Enterprise Boundary Correctness
Tenant, namespace, entitlement, canary, user, session, and thread boundaries.
Domains
The domains are ordinary enterprise situations: the kind of context an agent sees before answering a customer, changing a workflow, triaging an incident, or editing code.
Support and billing
Tests whether a system keeps account-specific exceptions, live case state, and current policy separate from stale macros.
Code agent
Measures whether local implementation evidence survives tool noise, stale notes, and similar-but-wrong repository facts.
Legal contracts
Tests whether controlling language, amendments, and authority levels beat older or lower-authority text.
SRE incidents
Focuses on fast-changing operational context where old mitigation steps can be actively harmful.
CRM account memory
Tests user, account, and entitlement boundaries under realistic sales and customer-memory handoffs.

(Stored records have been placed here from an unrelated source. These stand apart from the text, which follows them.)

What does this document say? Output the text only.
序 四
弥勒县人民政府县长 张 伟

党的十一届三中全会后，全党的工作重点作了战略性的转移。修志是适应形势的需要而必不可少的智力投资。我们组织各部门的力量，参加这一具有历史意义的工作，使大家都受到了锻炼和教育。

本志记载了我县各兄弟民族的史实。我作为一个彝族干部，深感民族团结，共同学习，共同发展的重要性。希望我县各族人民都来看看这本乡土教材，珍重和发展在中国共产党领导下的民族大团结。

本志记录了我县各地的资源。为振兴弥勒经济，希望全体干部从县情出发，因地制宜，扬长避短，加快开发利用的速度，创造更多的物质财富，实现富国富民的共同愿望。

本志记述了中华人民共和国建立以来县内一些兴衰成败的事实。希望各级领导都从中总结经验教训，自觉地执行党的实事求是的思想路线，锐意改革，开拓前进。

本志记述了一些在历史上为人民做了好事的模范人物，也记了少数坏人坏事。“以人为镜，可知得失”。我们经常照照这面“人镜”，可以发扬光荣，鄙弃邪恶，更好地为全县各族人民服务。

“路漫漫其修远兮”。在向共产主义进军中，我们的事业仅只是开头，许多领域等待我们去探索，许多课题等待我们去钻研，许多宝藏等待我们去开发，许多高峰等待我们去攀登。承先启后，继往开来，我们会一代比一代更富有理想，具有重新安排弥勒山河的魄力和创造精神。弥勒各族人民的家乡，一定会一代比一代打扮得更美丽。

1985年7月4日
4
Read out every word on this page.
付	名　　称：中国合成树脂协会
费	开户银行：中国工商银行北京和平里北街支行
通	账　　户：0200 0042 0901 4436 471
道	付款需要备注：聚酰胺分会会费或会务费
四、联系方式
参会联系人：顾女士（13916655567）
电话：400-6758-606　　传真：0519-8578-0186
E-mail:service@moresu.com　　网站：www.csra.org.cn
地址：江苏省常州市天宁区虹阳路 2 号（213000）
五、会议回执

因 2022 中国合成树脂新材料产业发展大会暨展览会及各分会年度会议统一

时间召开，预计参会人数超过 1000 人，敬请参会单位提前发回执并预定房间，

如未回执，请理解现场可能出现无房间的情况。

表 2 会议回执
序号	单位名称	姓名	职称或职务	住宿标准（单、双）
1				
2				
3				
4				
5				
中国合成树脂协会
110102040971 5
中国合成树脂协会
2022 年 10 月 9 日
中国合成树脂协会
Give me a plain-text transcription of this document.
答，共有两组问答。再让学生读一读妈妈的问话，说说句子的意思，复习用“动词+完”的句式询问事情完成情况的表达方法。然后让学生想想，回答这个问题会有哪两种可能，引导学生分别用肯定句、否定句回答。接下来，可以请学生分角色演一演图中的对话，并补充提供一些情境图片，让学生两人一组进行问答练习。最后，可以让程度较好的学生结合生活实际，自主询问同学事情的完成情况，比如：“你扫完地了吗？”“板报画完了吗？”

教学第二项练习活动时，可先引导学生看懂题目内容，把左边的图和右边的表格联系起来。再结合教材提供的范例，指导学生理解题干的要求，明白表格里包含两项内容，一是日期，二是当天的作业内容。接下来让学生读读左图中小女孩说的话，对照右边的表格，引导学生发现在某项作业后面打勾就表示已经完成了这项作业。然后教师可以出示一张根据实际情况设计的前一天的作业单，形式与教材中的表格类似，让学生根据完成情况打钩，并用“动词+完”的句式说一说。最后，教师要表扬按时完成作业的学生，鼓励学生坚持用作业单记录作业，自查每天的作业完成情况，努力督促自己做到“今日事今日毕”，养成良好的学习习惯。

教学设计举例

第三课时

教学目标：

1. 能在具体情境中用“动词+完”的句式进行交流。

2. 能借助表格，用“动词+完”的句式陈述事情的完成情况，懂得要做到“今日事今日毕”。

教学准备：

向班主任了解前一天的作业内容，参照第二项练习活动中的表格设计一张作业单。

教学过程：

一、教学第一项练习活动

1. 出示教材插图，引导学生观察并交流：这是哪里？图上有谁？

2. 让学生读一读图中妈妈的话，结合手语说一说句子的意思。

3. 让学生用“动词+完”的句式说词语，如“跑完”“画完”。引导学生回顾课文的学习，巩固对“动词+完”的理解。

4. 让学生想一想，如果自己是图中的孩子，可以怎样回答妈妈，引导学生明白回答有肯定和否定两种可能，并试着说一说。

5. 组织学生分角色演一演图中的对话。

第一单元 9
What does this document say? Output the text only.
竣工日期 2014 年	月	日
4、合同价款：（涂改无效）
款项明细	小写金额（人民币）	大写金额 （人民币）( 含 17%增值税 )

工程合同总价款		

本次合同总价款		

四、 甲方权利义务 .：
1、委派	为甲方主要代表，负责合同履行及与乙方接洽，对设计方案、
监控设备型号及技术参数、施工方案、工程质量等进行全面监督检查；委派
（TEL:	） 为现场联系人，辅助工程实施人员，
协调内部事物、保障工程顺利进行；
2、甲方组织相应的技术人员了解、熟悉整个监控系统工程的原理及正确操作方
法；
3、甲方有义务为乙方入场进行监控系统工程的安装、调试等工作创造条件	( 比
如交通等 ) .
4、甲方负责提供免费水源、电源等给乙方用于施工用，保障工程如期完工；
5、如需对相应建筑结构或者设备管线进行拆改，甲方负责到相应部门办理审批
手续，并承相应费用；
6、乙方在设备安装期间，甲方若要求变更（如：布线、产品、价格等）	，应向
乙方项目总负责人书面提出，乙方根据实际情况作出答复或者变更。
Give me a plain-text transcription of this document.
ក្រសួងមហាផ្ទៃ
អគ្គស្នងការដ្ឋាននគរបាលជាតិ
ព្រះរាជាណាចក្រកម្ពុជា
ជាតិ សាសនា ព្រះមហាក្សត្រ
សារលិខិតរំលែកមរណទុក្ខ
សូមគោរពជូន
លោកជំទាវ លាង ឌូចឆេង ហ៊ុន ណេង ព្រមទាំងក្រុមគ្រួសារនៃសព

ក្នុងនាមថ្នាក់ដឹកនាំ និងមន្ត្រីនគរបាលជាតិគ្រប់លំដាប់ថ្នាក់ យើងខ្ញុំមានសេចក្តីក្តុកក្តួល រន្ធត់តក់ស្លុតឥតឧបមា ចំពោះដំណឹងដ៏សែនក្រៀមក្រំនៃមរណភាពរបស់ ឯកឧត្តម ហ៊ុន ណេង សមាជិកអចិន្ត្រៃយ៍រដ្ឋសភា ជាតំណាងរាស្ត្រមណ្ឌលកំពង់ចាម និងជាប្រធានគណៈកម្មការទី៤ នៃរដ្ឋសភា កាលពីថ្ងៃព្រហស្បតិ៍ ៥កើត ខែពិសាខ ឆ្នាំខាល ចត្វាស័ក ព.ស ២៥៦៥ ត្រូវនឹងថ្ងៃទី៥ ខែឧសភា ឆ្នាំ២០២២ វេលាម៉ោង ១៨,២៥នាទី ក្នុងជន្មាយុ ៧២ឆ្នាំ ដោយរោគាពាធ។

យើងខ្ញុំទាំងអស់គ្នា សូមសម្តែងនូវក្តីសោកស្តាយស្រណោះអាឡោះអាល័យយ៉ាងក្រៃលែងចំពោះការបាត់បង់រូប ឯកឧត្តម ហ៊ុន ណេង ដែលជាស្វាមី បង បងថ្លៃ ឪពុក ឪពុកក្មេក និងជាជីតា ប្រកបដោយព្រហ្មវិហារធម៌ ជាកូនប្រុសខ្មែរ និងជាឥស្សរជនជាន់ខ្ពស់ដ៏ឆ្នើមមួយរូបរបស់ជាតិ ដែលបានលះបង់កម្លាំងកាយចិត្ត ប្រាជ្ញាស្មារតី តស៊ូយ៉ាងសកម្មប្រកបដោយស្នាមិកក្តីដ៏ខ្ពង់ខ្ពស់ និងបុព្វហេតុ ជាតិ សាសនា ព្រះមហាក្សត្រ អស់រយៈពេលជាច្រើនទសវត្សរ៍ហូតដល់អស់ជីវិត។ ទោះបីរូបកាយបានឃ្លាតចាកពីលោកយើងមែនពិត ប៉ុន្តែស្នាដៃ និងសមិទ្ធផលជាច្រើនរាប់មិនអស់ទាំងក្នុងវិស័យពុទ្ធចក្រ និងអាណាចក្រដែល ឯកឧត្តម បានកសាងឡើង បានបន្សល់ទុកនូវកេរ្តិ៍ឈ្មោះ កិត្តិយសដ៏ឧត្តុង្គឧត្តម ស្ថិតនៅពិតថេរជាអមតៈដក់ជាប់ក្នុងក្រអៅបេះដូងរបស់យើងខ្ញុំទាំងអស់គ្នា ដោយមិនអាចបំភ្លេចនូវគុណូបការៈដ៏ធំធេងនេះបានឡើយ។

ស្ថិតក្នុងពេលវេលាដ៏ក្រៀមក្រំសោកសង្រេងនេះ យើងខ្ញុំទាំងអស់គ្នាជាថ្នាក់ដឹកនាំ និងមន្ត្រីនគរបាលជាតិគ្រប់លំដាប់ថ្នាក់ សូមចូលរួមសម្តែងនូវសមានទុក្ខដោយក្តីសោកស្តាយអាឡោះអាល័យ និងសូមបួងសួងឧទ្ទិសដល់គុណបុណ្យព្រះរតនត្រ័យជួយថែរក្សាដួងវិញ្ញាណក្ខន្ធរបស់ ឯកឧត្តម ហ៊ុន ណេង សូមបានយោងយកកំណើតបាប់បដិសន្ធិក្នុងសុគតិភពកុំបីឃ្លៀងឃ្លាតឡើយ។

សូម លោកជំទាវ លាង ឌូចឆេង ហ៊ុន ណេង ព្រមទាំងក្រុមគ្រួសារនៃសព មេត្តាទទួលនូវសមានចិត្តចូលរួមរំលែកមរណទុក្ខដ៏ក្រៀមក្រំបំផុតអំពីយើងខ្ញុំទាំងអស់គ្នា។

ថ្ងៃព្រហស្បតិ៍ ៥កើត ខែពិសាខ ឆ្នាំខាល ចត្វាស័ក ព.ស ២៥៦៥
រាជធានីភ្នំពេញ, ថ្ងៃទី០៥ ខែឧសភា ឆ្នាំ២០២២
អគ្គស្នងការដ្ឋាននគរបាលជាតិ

Synthetic healthcare records
Measures whether sensitive context remains scoped to the right subject and reflects the latest accepted state.
Support escalation trace
Catches agents that answer from a nearby account, stale callback, or globally valid text that is wrong for the case.
Public policy change trace
Scores whether the current effective rule beats old public guidance that still looks semantically relevant.
Scenario variants
Cases are generated in variants so a system cannot pass by optimizing for one easy pattern. Some variants concentrate on freshness, some on boundaries, some on pollution, and some on sparse business lookup.
Scoring surfaces
Official score is a certification gate. Retrieval and semantic context are diagnostics. A system can retrieve plausible evidence and still fail if the evidence is stale, out of scope, polluted, unsupported, or not auditable.
Context quality / 30%
Returned context contains the evidence needed to answer, not loosely related text.
Freshness / 20%
Updated, superseded, revoked, and deleted knowledge is handled correctly.
Scope safety / 20%
Tenant, namespace, user, session, and authority boundaries are respected.
Pollution resistance / 15%
Distractors, stale facts, and misleading near matches are kept out of context.
Proof completeness / 10%
Returned context can be checked against current source state.
Evidence fit / 5%
The system stays inside the context budget while preserving required evidence.
Failure modes
These are the misses KyroBench is designed to expose. They matter because they change whether an agent can safely act.
Stale accepted
Old facts beat newer valid evidence.
Scope leak
Out-of-scope content enters the answer context.
Deleted memory
Invalidated facts reappear after deletion or revocation.
Low authority
Weak sources are treated as sufficient support.
Missing proof
The answer lacks complete or valid provenance.
Packing failure
Key evidence is dropped under the context budget.